Anggota Organisasi Kesehatan Dunia (WHO) telah setuju teks sebuah perjanjian yang mengikat hukum yang dirancang untuk lebih baik menangani pandemi di masa depan.
Pakta ini dimaksudkan untuk menghindari disorganisasi dan persaingan untuk sumber daya yang terjadi selama wabah Covid-19.
Elemen kunci termasuk berbagi data dengan cepat tentang penyakit-penyakit baru, untuk memastikan ilmuwan dan perusahaan farmasi bisa bekerja lebih cepat untuk mengembangkan pengobatan dan vaksin.
Untuk pertama kalinya, WHO sendiri juga akan memiliki gambaran umum tentang rantai pasokan global untuk masker, jubah medis, dan peralatan pelindung diri (APD) lainnya.
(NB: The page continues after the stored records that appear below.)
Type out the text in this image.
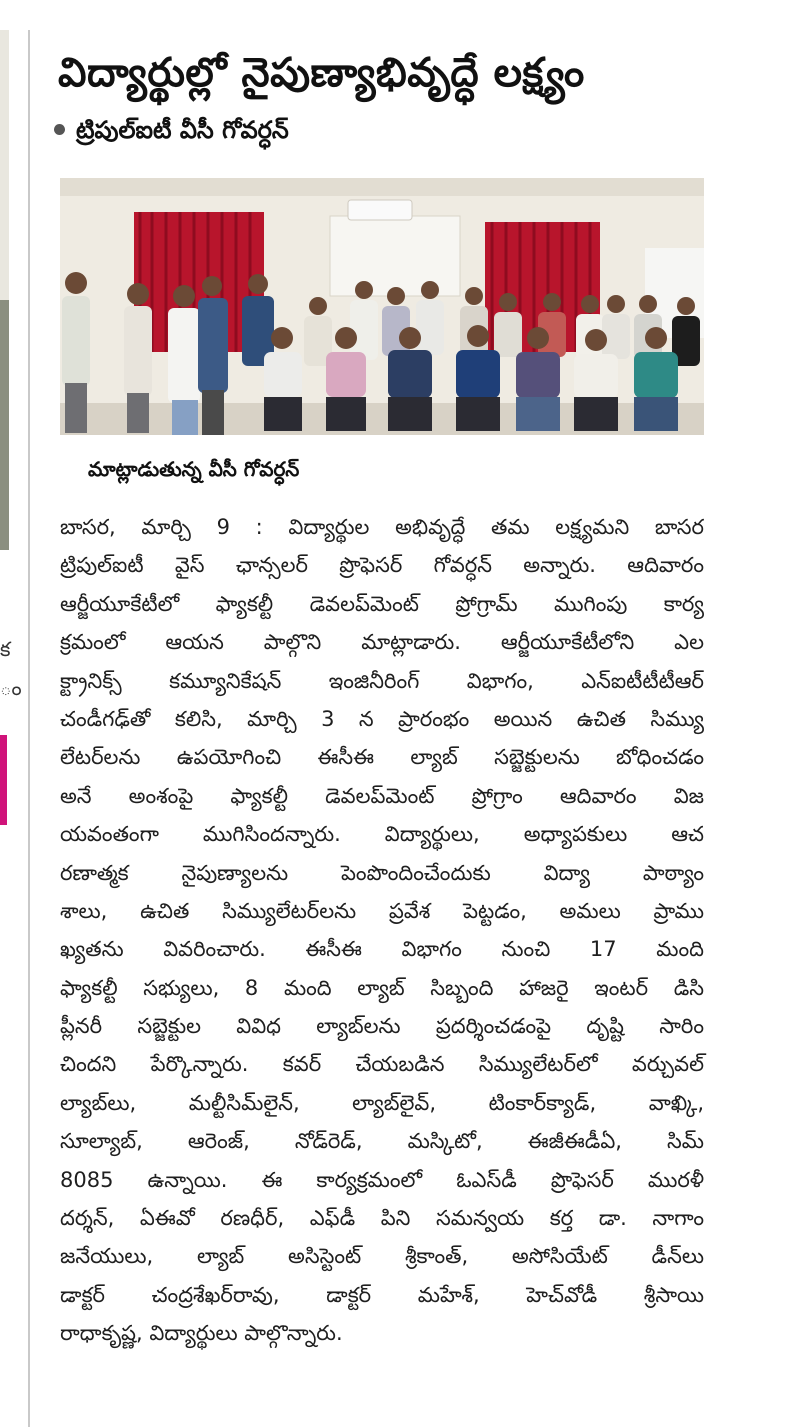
క
ం
విద్యార్థుల్లో నైపుణ్యాభివృద్ధే లక్ష్యం
ట్రిపుల్‌ఐటీ వీసీ గోవర్ధన్
మాట్లాడుతున్న వీసీ గోవర్ధన్
బాసర, మార్చి 9 : విద్యార్థుల అభివృద్ధే తమ లక్ష్యమని బాసర
ట్రిపుల్‌ఐటీ వైస్ ఛాన్సలర్ ప్రొఫెసర్ గోవర్ధన్ అన్నారు. ఆదివారం
ఆర్జీయూకేటీలో ఫ్యాకల్టీ డెవలప్‌మెంట్ ప్రోగ్రామ్ ముగింపు కార్య
క్రమంలో ఆయన పాల్గొని మాట్లాడారు. ఆర్జీయూకేటీలోని ఎల
క్ట్రానిక్స్ కమ్యూనికేషన్ ఇంజినీరింగ్ విభాగం, ఎన్ఐటీటీటీఆర్
చండీగఢ్‌తో కలిసి, మార్చి 3 న ప్రారంభం అయిన ఉచిత సిమ్యు
లేటర్‌లను ఉపయోగించి ఈసీఈ ల్యాబ్ సబ్జెక్టులను బోధించడం
అనే అంశంపై ఫ్యాకల్టీ డెవలప్‌మెంట్ ప్రోగ్రాం ఆదివారం విజ
యవంతంగా ముగిసిందన్నారు. విద్యార్థులు, అధ్యాపకులు ఆచ
రణాత్మక నైపుణ్యాలను పెంపొందించేందుకు విద్యా పాఠ్యాం
శాలు, ఉచిత సిమ్యులేటర్‌లను ప్రవేశ పెట్టడం, అమలు ప్రాము
ఖ్యతను వివరించారు. ఈసీఈ విభాగం నుంచి 17 మంది
ఫ్యాకల్టీ సభ్యులు, 8 మంది ల్యాబ్ సిబ్బంది హాజరై ఇంటర్ డిసి
ప్లీనరీ సబ్జెక్టుల వివిధ ల్యాబ్‌లను ప్రదర్శించడంపై దృష్టి సారిం
చిందని పేర్కొన్నారు. కవర్ చేయబడిన సిమ్యులేటర్‌లో వర్చువల్
ల్యాబ్‌లు, మల్టీసిమ్‌లైన్, ల్యాబ్‌లైవ్, టింకార్‌క్యాడ్, వాఖ్కి,
సూల్యాబ్, ఆరెంజ్, నోడ్‌రెడ్, మస్కిటో, ఈజీఈడీఏ, సిమ్
8085 ఉన్నాయి. ఈ కార్యక్రమంలో ఓఎస్‌డీ ప్రొఫెసర్ మురళీ
దర్శన్, ఏఈవో రణధీర్, ఎఫ్‌డీ పిని సమన్వయ కర్త డా. నాగాం
జనేయులు, ల్యాబ్ అసిస్టెంట్ శ్రీకాంత్, అసోసియేట్ డీన్‌లు
డాక్టర్ చంద్రశేఖర్‌రావు, డాక్టర్ మహేశ్, హెచ్‌వోడీ శ్రీసాయి
రాధాకృష్ణ, విద్యార్థులు పాల్గొన్నారు.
Direktur Jenderal WHO Dr Tedros Adhanom Ghebreyesus menggambarkan kesepakatan tersebut sebagai “tonggak penting dalam perjalanan bersama kita menuju dunia yang lebih aman”.
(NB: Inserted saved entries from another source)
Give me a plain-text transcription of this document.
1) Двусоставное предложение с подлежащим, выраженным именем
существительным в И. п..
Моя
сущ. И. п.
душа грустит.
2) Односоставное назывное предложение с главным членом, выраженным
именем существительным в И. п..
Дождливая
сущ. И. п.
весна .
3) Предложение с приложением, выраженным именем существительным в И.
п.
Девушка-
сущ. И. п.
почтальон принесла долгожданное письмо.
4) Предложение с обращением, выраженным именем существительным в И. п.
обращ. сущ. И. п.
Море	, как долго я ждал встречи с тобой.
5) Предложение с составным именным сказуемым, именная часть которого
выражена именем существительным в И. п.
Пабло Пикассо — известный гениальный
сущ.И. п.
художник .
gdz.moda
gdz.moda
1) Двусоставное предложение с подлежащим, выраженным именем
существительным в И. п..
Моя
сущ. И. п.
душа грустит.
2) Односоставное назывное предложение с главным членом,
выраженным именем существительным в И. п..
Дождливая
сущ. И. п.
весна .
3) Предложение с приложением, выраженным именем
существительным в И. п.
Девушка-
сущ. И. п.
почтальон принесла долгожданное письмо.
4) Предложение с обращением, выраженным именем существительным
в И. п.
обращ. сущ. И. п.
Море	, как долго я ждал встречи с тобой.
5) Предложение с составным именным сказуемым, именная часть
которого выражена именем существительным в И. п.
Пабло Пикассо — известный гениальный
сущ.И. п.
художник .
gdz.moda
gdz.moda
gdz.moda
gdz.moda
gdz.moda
“[Negara anggota] juga telah menunjukkan bahwa multilateralisme masih hidup dan sehat, dan bahwa di dunia yang terbagi, negara-negara masih bisa bekerja sama untuk menemukan titik temu, dan tanggapan bersama terhadap ancaman bersama,” katanya.
Pakta yang mengikat hukum yang dicapai pada Rabu dini hari datang setelah tiga tahun pembicaraan antara negara anggota.
Ini hanya kedua kalinya dalam 75 tahun sejarah WHO bahwa kesepakatan internasional seperti ini telah dicapai – yang pertama adalah kesepakatan pengendalian tembakau pada tahun 2003.
Masih perlu diadopsi secara resmi oleh anggota ketika mereka bertemu untuk Majelis Kesehatan Dunia bulan depan.
Negosiator AS tidak berpartisipasi dalam diskusi akhir setelah Presiden Donald Trump mengumumkan keputusannya untuk mundur dari lembaga kesehatan global, dan AS tidak akan terikat oleh pakta tersebut ketika mereka meninggalkan pada tahun 2026.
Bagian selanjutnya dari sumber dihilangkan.